We are always here, but society refers to us as stuck in the 1800s because that’s all everyone seems to know about us. We welcome those who come with respect and embrace allies, which is what we really need to have a voice in our society.

A Native American tribe near the Wisconsin Dells
Courtesy of the Wisconsin Historical Society

This brings us to the question of how we as white Wisconsinites can help. How can we support your community right now?

The one thing we need more than anything else is to be seen and heard. We cannot ask the world to respect us if it does not know us and does not even know that we exist. The mainstream media has eclipsed us since the beginning of the media. The few references to us tend to be when someone demonizes us again for their own agenda, as has been done at Standing Rock and the Oregon Wildlife Preserve.

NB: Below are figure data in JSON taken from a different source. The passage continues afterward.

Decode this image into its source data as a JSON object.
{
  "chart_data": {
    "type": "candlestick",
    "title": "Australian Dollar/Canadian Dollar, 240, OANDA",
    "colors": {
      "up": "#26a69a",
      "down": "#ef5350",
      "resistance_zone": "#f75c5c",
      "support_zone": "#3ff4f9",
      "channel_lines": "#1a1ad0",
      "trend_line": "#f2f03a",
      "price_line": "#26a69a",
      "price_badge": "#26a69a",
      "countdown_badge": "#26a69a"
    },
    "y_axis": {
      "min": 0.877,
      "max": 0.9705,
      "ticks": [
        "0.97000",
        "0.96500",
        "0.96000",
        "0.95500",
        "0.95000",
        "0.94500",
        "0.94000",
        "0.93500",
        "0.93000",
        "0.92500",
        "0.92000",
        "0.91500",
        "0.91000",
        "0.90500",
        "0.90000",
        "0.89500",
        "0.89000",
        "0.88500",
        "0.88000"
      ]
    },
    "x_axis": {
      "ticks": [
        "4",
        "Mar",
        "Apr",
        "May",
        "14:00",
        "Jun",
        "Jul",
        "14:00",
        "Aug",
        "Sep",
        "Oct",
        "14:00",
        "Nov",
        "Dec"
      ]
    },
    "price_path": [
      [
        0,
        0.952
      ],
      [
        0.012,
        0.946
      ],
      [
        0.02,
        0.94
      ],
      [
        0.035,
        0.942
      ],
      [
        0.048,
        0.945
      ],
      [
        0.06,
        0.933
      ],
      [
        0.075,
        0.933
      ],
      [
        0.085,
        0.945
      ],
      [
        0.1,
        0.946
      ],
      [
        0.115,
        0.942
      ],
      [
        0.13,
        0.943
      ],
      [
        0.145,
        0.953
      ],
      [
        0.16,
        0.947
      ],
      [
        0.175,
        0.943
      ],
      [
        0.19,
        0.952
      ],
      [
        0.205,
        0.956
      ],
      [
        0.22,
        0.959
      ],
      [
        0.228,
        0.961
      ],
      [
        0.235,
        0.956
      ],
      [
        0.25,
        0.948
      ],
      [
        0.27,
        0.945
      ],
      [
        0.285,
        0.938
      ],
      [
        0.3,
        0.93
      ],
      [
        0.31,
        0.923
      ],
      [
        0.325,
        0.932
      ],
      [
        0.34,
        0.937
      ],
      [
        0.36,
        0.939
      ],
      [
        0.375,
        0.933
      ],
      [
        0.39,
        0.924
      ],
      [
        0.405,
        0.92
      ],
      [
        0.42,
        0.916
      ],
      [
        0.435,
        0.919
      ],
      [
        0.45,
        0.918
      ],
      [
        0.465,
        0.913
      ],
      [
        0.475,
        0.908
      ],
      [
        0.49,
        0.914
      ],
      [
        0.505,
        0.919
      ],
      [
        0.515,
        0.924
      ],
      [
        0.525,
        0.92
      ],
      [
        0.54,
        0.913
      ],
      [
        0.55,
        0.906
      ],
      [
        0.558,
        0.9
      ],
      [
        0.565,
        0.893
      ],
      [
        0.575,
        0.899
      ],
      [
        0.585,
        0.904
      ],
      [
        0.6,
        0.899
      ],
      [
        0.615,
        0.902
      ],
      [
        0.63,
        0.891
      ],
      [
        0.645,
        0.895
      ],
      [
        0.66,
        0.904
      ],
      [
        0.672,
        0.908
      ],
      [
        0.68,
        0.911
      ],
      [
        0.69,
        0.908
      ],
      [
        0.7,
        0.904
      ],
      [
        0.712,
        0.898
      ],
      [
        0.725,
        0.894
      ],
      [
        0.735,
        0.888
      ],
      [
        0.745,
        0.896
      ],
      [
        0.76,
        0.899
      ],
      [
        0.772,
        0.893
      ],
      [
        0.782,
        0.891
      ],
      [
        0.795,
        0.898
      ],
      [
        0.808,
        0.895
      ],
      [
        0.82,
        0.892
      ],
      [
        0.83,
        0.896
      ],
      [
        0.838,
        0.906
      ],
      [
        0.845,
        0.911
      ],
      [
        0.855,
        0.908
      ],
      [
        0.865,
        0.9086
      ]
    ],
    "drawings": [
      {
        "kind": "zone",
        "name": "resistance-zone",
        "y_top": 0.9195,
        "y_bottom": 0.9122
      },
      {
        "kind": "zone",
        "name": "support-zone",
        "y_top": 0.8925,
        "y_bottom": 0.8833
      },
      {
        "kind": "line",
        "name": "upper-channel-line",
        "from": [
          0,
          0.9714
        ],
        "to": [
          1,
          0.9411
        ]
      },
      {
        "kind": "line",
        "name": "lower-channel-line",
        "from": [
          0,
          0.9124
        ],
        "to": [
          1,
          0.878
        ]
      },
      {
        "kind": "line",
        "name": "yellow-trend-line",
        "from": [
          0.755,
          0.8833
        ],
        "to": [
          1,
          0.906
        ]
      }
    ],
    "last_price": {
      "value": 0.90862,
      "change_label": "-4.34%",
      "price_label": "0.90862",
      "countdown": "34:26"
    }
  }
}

It’s a constant repetition of history because the rest of the world knows nothing or nothing about us, so society is continually being force-fed with a narrative on us instead of of we. It’s important and it really hurts. We are still not free in our own homelands because we remain invisible. Fear of the unknown has caused some of the world’s worst tragedies, and we remain at the top of the list, and it continues today.

What can we, as white people, do about that?

Start asking your local media about us. Ask them why they don’t include us in anything. Why do they keep leaving us out? Our voices are not strong enough without allies. We are only 2% of the national population, let alone here in Wisconsin. We scream, but no one hears us. We need non-Indigenous voices to be recognized and recognized to help us become much stronger.

How do you stay strong and optimistic?

I survive this madness by writing about it. All. And every year I get bolder in person, because I’m sick of it.

A few years ago my husband and I were on the porch chopping down a plant before a storm hit. type of vehicle and started flashing white power signs at me as it drove past our house. I stopped what I was doing and my husband looked up. As he did, the old man turned his head away and continued to move forward, picking up speed.

Every day is scary and stressful. Some days I just want them to come to me so we can get it over with and get on with our lives, so I have the right to LIVE my life. Other days I want to crawl around a corner and just cry and never stop because the tears are the problem and it always seems endless.

Dawn’s faith also sees her through the steady stream of racist attacks against her, her family, and her culture. She is a spiritual leader at the Kwewag Indigenous Culture Church (KICC) just outside of Milwaukee. The faith of the Church is based on the spirit and welcomes everyone: indigenous and non-indigenous.